Alcohol use has been shown to accelerate disease progression in experimental studies of simian immunodeficiency virus in macaques, but the results in observational studies of HIV have been conflicting.

Methods:

We conducted a prospective cohort study of the impact of unhealthy alcohol use on CD4 cell count among HIV-infected persons in southwestern Uganda not yet eligible for antiretroviral treatment (ART). Unhealthy alcohol consumption was 3-month Alcohol Use Disorders Identification Test—Consumption positive (≥3 for women, ≥4 for men) and/or phosphatidylethanol (PEth—an alcohol biomarker) ≥50 ng/mL, modeled as a time-dependent variable in a linear mixed effects model of CD4 count.

Results:

At baseline, 43% of the 446 participants were drinking at unhealthy levels and the median CD4 cell count was 550 cells/mm3 (interquartile range 416–685). The estimated CD4 cell count decline per year was −14.5 cells/mm3 (95% confidence interval: −38.6 to 9.5) for unhealthy drinking vs. −24.0 cells/mm3 (95% confidence interval: −43.6 to −4.5) for refraining from unhealthy drinking, with no significant difference in decline by unhealthy alcohol use (P value 0.54), adjusting for age, sex, religion, time since HIV diagnosis, and HIV viral load.

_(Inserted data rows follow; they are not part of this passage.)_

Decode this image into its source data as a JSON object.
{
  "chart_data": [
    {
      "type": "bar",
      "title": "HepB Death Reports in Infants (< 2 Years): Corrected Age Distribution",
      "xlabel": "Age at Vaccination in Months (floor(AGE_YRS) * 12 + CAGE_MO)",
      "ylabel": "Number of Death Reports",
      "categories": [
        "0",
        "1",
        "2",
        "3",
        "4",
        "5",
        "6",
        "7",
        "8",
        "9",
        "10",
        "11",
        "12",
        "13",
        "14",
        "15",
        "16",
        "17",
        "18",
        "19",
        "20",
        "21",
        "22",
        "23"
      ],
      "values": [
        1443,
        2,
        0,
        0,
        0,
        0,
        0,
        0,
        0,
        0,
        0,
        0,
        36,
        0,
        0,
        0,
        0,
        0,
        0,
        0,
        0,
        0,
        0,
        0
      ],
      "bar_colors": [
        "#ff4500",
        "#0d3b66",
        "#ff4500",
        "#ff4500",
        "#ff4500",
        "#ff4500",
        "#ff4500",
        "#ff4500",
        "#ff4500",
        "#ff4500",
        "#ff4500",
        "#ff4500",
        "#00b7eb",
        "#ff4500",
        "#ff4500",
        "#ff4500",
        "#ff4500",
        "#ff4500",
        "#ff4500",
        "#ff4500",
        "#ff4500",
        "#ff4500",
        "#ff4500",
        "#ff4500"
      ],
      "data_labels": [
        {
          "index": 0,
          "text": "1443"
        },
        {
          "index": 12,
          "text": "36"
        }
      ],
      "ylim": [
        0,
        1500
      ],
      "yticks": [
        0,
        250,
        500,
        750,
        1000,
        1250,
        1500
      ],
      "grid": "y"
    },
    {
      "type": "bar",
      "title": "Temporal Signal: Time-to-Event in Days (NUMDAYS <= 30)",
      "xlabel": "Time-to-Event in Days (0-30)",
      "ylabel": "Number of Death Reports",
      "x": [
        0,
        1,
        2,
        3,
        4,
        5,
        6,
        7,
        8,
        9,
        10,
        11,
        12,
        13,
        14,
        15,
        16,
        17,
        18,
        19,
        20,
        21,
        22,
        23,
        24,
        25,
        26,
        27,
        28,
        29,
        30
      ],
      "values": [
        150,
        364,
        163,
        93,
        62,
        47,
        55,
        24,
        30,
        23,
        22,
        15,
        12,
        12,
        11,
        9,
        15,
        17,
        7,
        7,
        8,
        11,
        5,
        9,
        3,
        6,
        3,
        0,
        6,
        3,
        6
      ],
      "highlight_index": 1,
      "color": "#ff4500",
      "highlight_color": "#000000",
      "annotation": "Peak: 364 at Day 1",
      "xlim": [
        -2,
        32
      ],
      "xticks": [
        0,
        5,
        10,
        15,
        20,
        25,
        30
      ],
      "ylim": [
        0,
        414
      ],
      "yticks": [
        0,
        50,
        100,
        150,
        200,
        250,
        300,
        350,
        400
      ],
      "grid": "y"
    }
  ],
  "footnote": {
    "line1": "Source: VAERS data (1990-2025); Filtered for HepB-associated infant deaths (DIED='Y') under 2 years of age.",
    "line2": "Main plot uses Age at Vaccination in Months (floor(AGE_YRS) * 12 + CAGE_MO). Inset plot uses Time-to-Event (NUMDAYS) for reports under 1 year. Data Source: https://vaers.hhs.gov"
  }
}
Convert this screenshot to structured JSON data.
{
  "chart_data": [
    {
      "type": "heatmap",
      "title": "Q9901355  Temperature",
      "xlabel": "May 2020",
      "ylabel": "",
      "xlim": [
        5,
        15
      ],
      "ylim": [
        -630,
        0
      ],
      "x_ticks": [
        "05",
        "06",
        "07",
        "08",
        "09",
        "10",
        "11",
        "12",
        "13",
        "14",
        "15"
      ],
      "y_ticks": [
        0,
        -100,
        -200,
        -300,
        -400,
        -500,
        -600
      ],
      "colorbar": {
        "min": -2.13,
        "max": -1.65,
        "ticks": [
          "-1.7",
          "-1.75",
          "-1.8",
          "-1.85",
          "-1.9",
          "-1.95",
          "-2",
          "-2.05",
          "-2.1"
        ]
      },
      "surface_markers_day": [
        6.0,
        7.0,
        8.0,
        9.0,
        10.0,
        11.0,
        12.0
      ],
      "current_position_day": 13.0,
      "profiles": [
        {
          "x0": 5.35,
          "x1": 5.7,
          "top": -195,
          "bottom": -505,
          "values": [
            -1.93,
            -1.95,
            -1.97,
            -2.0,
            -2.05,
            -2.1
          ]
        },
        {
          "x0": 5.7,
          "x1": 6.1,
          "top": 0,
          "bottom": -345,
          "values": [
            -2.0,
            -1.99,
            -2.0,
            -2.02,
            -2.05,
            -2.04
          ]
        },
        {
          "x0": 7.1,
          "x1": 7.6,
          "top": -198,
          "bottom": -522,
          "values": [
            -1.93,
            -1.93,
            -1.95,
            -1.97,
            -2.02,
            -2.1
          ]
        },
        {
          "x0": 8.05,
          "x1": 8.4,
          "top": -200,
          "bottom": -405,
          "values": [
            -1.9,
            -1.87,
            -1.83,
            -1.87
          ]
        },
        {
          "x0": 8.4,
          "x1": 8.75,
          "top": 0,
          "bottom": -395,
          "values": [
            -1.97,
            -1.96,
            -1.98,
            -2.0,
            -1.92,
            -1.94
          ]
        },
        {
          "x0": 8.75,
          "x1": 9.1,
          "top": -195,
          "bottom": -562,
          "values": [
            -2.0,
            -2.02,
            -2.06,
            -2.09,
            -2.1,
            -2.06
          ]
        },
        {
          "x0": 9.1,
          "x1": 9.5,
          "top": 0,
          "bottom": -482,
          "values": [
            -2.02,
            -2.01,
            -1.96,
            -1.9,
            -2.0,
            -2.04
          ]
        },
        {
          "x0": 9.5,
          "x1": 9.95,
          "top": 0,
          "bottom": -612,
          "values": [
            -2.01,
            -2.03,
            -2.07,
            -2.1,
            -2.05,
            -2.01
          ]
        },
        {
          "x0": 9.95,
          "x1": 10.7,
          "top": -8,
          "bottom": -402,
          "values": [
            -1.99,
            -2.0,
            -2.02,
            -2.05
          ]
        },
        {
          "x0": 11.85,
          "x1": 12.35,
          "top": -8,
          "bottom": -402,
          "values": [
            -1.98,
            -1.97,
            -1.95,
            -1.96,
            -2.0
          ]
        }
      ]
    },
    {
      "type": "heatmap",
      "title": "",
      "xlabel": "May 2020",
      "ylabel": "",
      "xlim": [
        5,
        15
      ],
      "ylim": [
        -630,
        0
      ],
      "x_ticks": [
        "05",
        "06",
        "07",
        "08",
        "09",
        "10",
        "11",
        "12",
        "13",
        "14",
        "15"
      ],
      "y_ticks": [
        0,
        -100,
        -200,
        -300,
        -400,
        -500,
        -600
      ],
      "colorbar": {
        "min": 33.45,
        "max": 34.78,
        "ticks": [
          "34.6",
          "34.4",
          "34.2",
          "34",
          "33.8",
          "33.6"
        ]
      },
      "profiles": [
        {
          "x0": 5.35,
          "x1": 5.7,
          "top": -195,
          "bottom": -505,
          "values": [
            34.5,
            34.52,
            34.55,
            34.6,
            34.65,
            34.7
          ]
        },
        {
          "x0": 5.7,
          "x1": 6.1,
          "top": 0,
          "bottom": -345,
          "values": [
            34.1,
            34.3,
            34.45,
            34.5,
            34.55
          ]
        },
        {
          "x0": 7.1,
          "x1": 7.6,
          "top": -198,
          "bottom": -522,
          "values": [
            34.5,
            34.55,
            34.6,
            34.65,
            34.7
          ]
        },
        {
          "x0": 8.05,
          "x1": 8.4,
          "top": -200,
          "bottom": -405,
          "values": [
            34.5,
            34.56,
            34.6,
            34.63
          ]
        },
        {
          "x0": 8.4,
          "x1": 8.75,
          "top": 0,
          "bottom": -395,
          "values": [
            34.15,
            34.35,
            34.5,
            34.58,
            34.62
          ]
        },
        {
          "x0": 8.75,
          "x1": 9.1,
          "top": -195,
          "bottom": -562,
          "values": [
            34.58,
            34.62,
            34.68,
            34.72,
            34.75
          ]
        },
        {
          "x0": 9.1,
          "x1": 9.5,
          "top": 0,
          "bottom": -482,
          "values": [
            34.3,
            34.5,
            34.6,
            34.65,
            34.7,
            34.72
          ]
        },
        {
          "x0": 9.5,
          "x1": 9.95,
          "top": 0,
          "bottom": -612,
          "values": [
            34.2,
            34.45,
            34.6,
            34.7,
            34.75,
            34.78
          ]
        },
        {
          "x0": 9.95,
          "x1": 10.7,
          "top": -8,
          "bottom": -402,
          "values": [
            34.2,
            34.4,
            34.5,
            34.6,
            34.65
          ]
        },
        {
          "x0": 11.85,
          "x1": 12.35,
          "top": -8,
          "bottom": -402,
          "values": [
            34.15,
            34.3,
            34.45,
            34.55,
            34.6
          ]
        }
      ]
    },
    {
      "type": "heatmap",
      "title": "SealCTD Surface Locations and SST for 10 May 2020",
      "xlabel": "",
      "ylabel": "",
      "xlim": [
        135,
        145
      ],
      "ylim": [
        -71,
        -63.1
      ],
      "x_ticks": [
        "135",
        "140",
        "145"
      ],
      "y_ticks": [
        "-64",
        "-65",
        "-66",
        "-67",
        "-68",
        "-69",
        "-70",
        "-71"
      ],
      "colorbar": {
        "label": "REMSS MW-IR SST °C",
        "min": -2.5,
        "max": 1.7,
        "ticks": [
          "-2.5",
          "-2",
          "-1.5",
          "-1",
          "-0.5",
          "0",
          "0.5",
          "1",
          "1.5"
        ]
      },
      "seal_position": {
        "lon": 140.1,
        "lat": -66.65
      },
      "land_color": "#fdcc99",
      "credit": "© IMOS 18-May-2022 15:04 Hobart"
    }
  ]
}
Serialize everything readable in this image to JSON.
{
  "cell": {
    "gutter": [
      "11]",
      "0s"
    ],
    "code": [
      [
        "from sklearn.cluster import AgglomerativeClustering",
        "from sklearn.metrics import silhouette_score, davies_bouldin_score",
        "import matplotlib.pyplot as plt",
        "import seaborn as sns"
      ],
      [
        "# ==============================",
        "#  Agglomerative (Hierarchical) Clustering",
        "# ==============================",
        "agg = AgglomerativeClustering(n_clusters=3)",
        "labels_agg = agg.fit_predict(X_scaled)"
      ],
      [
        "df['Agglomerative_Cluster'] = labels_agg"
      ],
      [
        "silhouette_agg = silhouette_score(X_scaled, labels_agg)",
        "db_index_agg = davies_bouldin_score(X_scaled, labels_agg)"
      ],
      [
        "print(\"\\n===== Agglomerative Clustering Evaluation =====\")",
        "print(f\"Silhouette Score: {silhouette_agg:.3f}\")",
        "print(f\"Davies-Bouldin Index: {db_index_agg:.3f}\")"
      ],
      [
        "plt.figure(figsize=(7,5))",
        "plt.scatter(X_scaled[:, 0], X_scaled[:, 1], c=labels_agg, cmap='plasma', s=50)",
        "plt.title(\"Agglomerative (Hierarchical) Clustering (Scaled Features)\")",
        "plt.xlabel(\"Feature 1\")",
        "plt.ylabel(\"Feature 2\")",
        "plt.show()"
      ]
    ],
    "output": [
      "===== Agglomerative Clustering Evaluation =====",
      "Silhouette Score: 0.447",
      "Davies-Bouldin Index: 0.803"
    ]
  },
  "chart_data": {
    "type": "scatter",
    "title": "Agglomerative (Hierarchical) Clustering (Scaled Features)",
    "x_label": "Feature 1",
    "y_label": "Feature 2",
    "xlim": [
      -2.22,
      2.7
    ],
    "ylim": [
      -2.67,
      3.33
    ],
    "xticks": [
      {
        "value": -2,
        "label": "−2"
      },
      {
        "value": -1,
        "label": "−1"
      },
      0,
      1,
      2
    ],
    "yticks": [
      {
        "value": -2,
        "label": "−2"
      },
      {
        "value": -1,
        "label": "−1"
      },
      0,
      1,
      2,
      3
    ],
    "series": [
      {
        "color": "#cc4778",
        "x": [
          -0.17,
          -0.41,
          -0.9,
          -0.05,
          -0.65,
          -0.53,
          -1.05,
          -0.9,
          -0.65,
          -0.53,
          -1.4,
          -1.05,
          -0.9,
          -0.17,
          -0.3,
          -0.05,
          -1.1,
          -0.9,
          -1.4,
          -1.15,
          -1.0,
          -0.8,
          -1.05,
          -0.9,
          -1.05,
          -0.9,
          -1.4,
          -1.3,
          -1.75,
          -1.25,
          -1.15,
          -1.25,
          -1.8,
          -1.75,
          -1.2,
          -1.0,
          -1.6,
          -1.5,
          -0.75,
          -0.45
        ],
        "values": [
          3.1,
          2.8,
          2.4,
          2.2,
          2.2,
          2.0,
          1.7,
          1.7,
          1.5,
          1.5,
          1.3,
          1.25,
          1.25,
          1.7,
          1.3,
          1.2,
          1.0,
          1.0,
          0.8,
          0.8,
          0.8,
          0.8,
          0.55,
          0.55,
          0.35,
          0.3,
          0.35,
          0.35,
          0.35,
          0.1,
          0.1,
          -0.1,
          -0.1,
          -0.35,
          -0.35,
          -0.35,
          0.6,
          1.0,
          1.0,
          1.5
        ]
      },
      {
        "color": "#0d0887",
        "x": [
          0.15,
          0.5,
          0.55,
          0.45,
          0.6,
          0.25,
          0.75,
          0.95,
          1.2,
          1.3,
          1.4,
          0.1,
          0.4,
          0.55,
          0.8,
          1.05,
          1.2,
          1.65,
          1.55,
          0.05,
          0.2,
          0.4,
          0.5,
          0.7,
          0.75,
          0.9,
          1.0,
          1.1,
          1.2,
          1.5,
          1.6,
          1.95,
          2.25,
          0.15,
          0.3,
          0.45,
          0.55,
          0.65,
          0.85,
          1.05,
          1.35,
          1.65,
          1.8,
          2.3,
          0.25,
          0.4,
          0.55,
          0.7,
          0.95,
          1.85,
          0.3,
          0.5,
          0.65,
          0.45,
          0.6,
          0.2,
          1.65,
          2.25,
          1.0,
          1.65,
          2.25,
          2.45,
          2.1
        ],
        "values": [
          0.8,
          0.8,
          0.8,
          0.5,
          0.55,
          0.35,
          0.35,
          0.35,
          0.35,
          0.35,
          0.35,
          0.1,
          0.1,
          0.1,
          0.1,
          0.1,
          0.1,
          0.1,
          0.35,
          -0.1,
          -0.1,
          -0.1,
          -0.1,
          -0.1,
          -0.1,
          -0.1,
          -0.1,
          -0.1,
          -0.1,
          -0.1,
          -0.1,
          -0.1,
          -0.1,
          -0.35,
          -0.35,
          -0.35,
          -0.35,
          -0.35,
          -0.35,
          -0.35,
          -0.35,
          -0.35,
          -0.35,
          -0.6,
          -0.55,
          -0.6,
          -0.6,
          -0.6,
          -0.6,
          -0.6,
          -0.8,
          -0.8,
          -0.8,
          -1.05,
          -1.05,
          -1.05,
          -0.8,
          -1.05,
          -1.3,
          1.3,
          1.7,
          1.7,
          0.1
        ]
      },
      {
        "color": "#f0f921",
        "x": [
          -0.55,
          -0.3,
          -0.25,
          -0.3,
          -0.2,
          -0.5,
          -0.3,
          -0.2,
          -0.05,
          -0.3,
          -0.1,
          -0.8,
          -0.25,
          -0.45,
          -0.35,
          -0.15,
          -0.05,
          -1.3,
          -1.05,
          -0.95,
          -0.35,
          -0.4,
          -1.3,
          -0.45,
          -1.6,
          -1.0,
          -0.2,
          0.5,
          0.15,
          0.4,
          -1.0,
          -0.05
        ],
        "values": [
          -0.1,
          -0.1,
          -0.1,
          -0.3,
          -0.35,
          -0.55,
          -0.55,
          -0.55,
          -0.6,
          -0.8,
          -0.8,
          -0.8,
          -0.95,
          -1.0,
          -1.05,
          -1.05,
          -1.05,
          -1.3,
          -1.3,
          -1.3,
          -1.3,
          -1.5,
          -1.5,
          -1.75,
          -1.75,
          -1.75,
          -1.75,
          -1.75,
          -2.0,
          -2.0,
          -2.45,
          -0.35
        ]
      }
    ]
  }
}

Additional analyses exploring alternative alcohol measures, participant subgroups, and time-dependent confounding yielded similar findings.

Conclusion:

Unhealthy alcohol use had no apparent impact on the short-term rate of CD4 count decline among HIV-infected ART naive individuals in Uganda, using biological markers to augment self-report and examining disease progression before ART initiation to avoid unmeasured confounding because of misclassification of ART adherence.